A solid storyline with 15-20 visuals for use across all 4 scenarios is a suitable starting point. Where visuals remain stable and the spoken word change based on the situation.

Smiling woman with brain sketch

Executives style of visuals

Visuals for executive communication can serve two different purposes. Either as an attractive backdrop. Leveraging visual identity frameworks for pictures, fonts, and icons. Or visuals covering the flagship message and supporting key messages.

This is a good recipe for executive visuals:

  • A succinct message already in the headline
  • Limited text, 2-4 words framing points rather than articulating complete sentences
  • Pictures, graphs, and icons reinforcing the message
  • Leaving out excitement trigging facts and one-liners for verbal communicated by the speaker.

All with a balanced tone of voice between marketing/selling and confidence building. With the latter growing in importance.

Headline

Headlines in executive presentations play a big role in conveying a message. On most executive slides the headline is the only full sentence. Spend energy on crafting headlines well.

Examples of great headlines to consider are:

  • Responses to vital questions. Avoid the question itself as a headline.
  • Articulation of new insights. Adding a new angle or fact to a known area.
  • Bring excitement to a known subject. Where the choice of words to trigger feelings is central

Avoid generic headlines describing what you talk about but without a succinct message. As using “Market trends” and “Customer challenges”, “Business case” etc. as headlines. Such headlines are a wasted opportunity to get your message across.

Visual templates supporting the message delivery

Executive communication focuses on a few themes presented often. Such as:

  1. Customer situation and needs
  2. Opportunities for customers to take actions
  3. Customer business cases for cost reductions and investments in new areas
  4. Your portfolio and value proposition
  5. Reporting of own performance

A portfolio of templates for your most common visuals pays off well. Templates designed around a few key ingredients:

  • Brief bullets with text and numbers in a larger font
  • Pictures supporting your stories
  • Graphs outlining major developments
  • Icons as a complement to pictures

Brief bullets

Executives communication build around brief bullets. Bullets put on slides and memorized by executives. Not telling the whole story but keeping the audience focused on the topic and what the speaker says.
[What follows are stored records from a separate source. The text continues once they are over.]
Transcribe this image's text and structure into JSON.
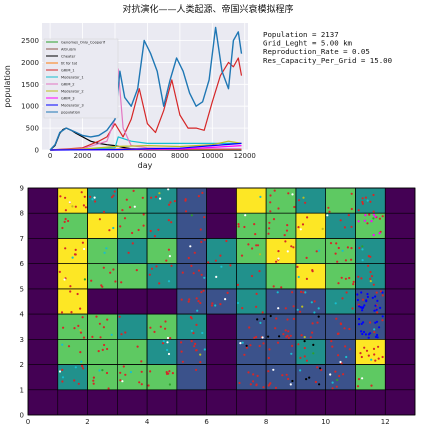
{
  "title": "对抗演化——人类起源、帝国兴衰模拟程序",
  "info_lines": [
    "Population = 2137",
    "Grid_Leght = 5.00 km",
    "Reproduction_Rate = 0.05",
    "Res_Capacity_Per_Grid = 15.00"
  ],
  "chart_data": [
    {
      "type": "line",
      "xlabel": "day",
      "ylabel": "population",
      "xlim": [
        -500,
        12200
      ],
      "ylim": [
        0,
        2900
      ],
      "xticks": [
        0,
        2000,
        4000,
        6000,
        8000,
        10000,
        12000
      ],
      "yticks": [
        0,
        500,
        1000,
        1500,
        2000,
        2500
      ],
      "grid": true,
      "legend": "upper-left",
      "series": [
        {
          "name": "Genomes_Only_Cooperif",
          "color": "#2ca02c",
          "x": [
            0,
            800,
            1500,
            2200,
            3000,
            4000,
            5000,
            6000,
            7000,
            8000,
            9000,
            10000,
            11000,
            11800
          ],
          "values": [
            0,
            10,
            20,
            20,
            15,
            10,
            10,
            10,
            10,
            10,
            10,
            10,
            10,
            10
          ]
        },
        {
          "name": "Altruism",
          "color": "#8c564b",
          "x": [
            0,
            800,
            1500,
            2200,
            3000,
            4000,
            5000,
            6000,
            7000,
            8000,
            9000,
            10000,
            11000,
            11800
          ],
          "values": [
            0,
            5,
            10,
            10,
            10,
            5,
            5,
            5,
            5,
            5,
            5,
            5,
            5,
            5
          ]
        },
        {
          "name": "Cheater",
          "color": "#000000",
          "x": [
            0,
            300,
            600,
            800,
            1000,
            1300,
            1600,
            2000,
            2500,
            3000,
            3500,
            4000,
            4500,
            5000,
            5500,
            6000,
            8000,
            10000,
            11800
          ],
          "values": [
            0,
            100,
            380,
            470,
            500,
            450,
            380,
            300,
            200,
            150,
            120,
            100,
            60,
            30,
            15,
            5,
            0,
            0,
            0
          ]
        },
        {
          "name": "tit for tat",
          "color": "#ff7f0e",
          "x": [
            0,
            2000,
            4000,
            5000,
            6000,
            8000,
            10000,
            11800
          ],
          "values": [
            0,
            10,
            20,
            30,
            20,
            20,
            20,
            20
          ]
        },
        {
          "name": "GRIM_1",
          "color": "#d62728",
          "x": [
            0,
            2000,
            3000,
            3500,
            4000,
            4500,
            5000,
            5500,
            6000,
            6500,
            7000,
            7500,
            8000,
            8500,
            9000,
            9500,
            10000,
            10500,
            11000,
            11300,
            11600,
            11800
          ],
          "values": [
            0,
            50,
            200,
            300,
            600,
            300,
            700,
            1400,
            600,
            400,
            900,
            1600,
            800,
            500,
            500,
            450,
            1100,
            1700,
            2000,
            1900,
            2100,
            1700
          ]
        },
        {
          "name": "Moderator_1",
          "color": "#17becf",
          "x": [
            0,
            2000,
            4000,
            4200,
            5000,
            6000,
            7000,
            8000,
            9000,
            10000,
            11000,
            11800
          ],
          "values": [
            0,
            20,
            50,
            300,
            200,
            150,
            150,
            150,
            150,
            150,
            150,
            150
          ]
        },
        {
          "name": "GRIM_2",
          "color": "#e377c2",
          "x": [
            0,
            2000,
            3500,
            4000,
            4200,
            4500,
            5000,
            6000,
            8000,
            10000,
            11800
          ],
          "values": [
            0,
            30,
            200,
            700,
            1850,
            500,
            100,
            50,
            30,
            30,
            30
          ]
        },
        {
          "name": "Moderator_2",
          "color": "#bcbd22",
          "x": [
            0,
            2000,
            4000,
            6000,
            8000,
            10000,
            11000,
            11800
          ],
          "values": [
            0,
            20,
            80,
            100,
            80,
            120,
            200,
            150
          ]
        },
        {
          "name": "GRIM_3",
          "color": "#ff00ff",
          "x": [
            0,
            4000,
            6000,
            8000,
            10000,
            11800
          ],
          "values": [
            0,
            10,
            20,
            20,
            60,
            100
          ]
        },
        {
          "name": "Moderator_3",
          "color": "#0000ff",
          "x": [
            0,
            4000,
            6000,
            8000,
            10000,
            11800
          ],
          "values": [
            0,
            10,
            30,
            40,
            100,
            150
          ]
        },
        {
          "name": "population",
          "color": "#1f77b4",
          "x": [
            0,
            300,
            600,
            1000,
            1500,
            2000,
            2500,
            3000,
            3500,
            4000,
            4300,
            4600,
            5000,
            5400,
            5800,
            6200,
            6600,
            7000,
            7400,
            7800,
            8200,
            8600,
            9000,
            9400,
            9800,
            10200,
            10600,
            11000,
            11300,
            11600,
            11800
          ],
          "values": [
            0,
            120,
            400,
            500,
            420,
            330,
            300,
            330,
            450,
            700,
            1800,
            1200,
            1000,
            1400,
            2500,
            2200,
            1800,
            1000,
            1600,
            2100,
            1800,
            1300,
            1000,
            1100,
            1600,
            2800,
            1800,
            1400,
            2500,
            2700,
            2200
          ]
        }
      ]
    },
    {
      "type": "heatmap",
      "xlim": [
        0,
        13
      ],
      "ylim": [
        0,
        9
      ],
      "xticks": [
        0,
        2,
        4,
        6,
        8,
        10,
        12
      ],
      "yticks": [
        0,
        1,
        2,
        3,
        4,
        5,
        6,
        7,
        8,
        9
      ],
      "background": "#440154",
      "palette": [
        "#440154",
        "#3b528b",
        "#21918c",
        "#5ec962",
        "#fde725"
      ],
      "cells": [
        [
          1,
          8,
          4
        ],
        [
          2,
          8,
          2
        ],
        [
          3,
          8,
          3
        ],
        [
          4,
          8,
          2
        ],
        [
          5,
          8,
          1
        ],
        [
          7,
          8,
          4
        ],
        [
          8,
          8,
          3
        ],
        [
          9,
          8,
          2
        ],
        [
          10,
          8,
          3
        ],
        [
          11,
          8,
          2
        ],
        [
          1,
          7,
          3
        ],
        [
          2,
          7,
          4
        ],
        [
          3,
          7,
          3
        ],
        [
          4,
          7,
          2
        ],
        [
          5,
          7,
          1
        ],
        [
          7,
          7,
          3
        ],
        [
          8,
          7,
          3
        ],
        [
          9,
          7,
          4
        ],
        [
          10,
          7,
          2
        ],
        [
          11,
          7,
          3
        ],
        [
          1,
          6,
          4
        ],
        [
          2,
          6,
          3
        ],
        [
          3,
          6,
          2
        ],
        [
          4,
          6,
          3
        ],
        [
          5,
          6,
          1
        ],
        [
          6,
          6,
          2
        ],
        [
          7,
          6,
          3
        ],
        [
          8,
          6,
          4
        ],
        [
          9,
          6,
          3
        ],
        [
          10,
          6,
          3
        ],
        [
          11,
          6,
          2
        ],
        [
          1,
          5,
          4
        ],
        [
          2,
          5,
          3
        ],
        [
          3,
          5,
          3
        ],
        [
          4,
          5,
          2
        ],
        [
          5,
          5,
          1
        ],
        [
          6,
          5,
          2
        ],
        [
          7,
          5,
          2
        ],
        [
          8,
          5,
          3
        ],
        [
          9,
          5,
          4
        ],
        [
          10,
          5,
          3
        ],
        [
          11,
          5,
          2
        ],
        [
          1,
          4,
          4
        ],
        [
          5,
          4,
          1
        ],
        [
          6,
          4,
          1
        ],
        [
          7,
          4,
          2
        ],
        [
          8,
          4,
          1
        ],
        [
          9,
          4,
          1
        ],
        [
          10,
          4,
          2
        ],
        [
          11,
          4,
          1
        ],
        [
          1,
          3,
          3
        ],
        [
          2,
          3,
          3
        ],
        [
          3,
          3,
          2
        ],
        [
          4,
          3,
          3
        ],
        [
          5,
          3,
          2
        ],
        [
          7,
          3,
          1
        ],
        [
          8,
          3,
          1
        ],
        [
          9,
          3,
          1
        ],
        [
          10,
          3,
          1
        ],
        [
          11,
          3,
          1
        ],
        [
          1,
          2,
          3
        ],
        [
          2,
          2,
          3
        ],
        [
          3,
          2,
          3
        ],
        [
          4,
          2,
          2
        ],
        [
          5,
          2,
          1
        ],
        [
          7,
          2,
          1
        ],
        [
          8,
          2,
          1
        ],
        [
          9,
          2,
          2
        ],
        [
          10,
          2,
          1
        ],
        [
          11,
          2,
          4
        ],
        [
          1,
          1,
          2
        ],
        [
          2,
          1,
          3
        ],
        [
          3,
          1,
          3
        ],
        [
          4,
          1,
          3
        ],
        [
          5,
          1,
          1
        ],
        [
          7,
          1,
          1
        ],
        [
          8,
          1,
          1
        ],
        [
          9,
          1,
          1
        ],
        [
          10,
          1,
          1
        ],
        [
          11,
          1,
          3
        ]
      ],
      "agents": [
        {
          "color": "#d62728",
          "count": 380
        },
        {
          "color": "#17becf",
          "count": 45
        },
        {
          "color": "#ffffff",
          "count": 30
        },
        {
          "color": "#000000",
          "count": 14
        },
        {
          "color": "#0000ff",
          "count": 40
        },
        {
          "color": "#ff00ff",
          "count": 8
        },
        {
          "color": "#bcbd22",
          "count": 10
        },
        {
          "color": "#2ca02c",
          "count": 8
        }
      ]
    }
  ]
}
A great bullet for executive communication is:

  • 2-4 words long
  • Include a number
  • Work as a cliffhanger

Avoid bullets your audience can read instead of listening to you. And use two variants of your visual, if you want longer sentences. Suitable for visuals shared sharing beyond physical attendees.

Facts and one-liners as notes

Visuals cannot and should not tell the whole story. We want executives to stand out for their insights. Where facts and one-liners are key ingredients.

To make the job with creating an executive visual complete you need to

  • Find 2-4 facts to back up your key messages
  • Articulate 1-2 one-liners making your key messages stick. Think what anyone listening to the session would tweet to the outside world.

This foundation supports your executives, without limiting the room to lay out the text. All this preparation work serves the purpose support your executive speaker. To secure consistent success in a world with zero acceptance for errors and poor deliveries

Good questions for you and your team

  1. Which style of visuals do our executives like – reverse engineer these into templates.
  2. Which visual building blocks do we have access to – look for pictures and icons matching topics.
  3. Which topics should we always have ready – find and define your table-stakes!
  4. Which expressions and numbers are central in our storytelling – aim to be consistent.
  5. What are the logical flows to build the baseline around – for different purposes.
  6. Who should be in the go-to team for last minute additions – plan for it as it always happens.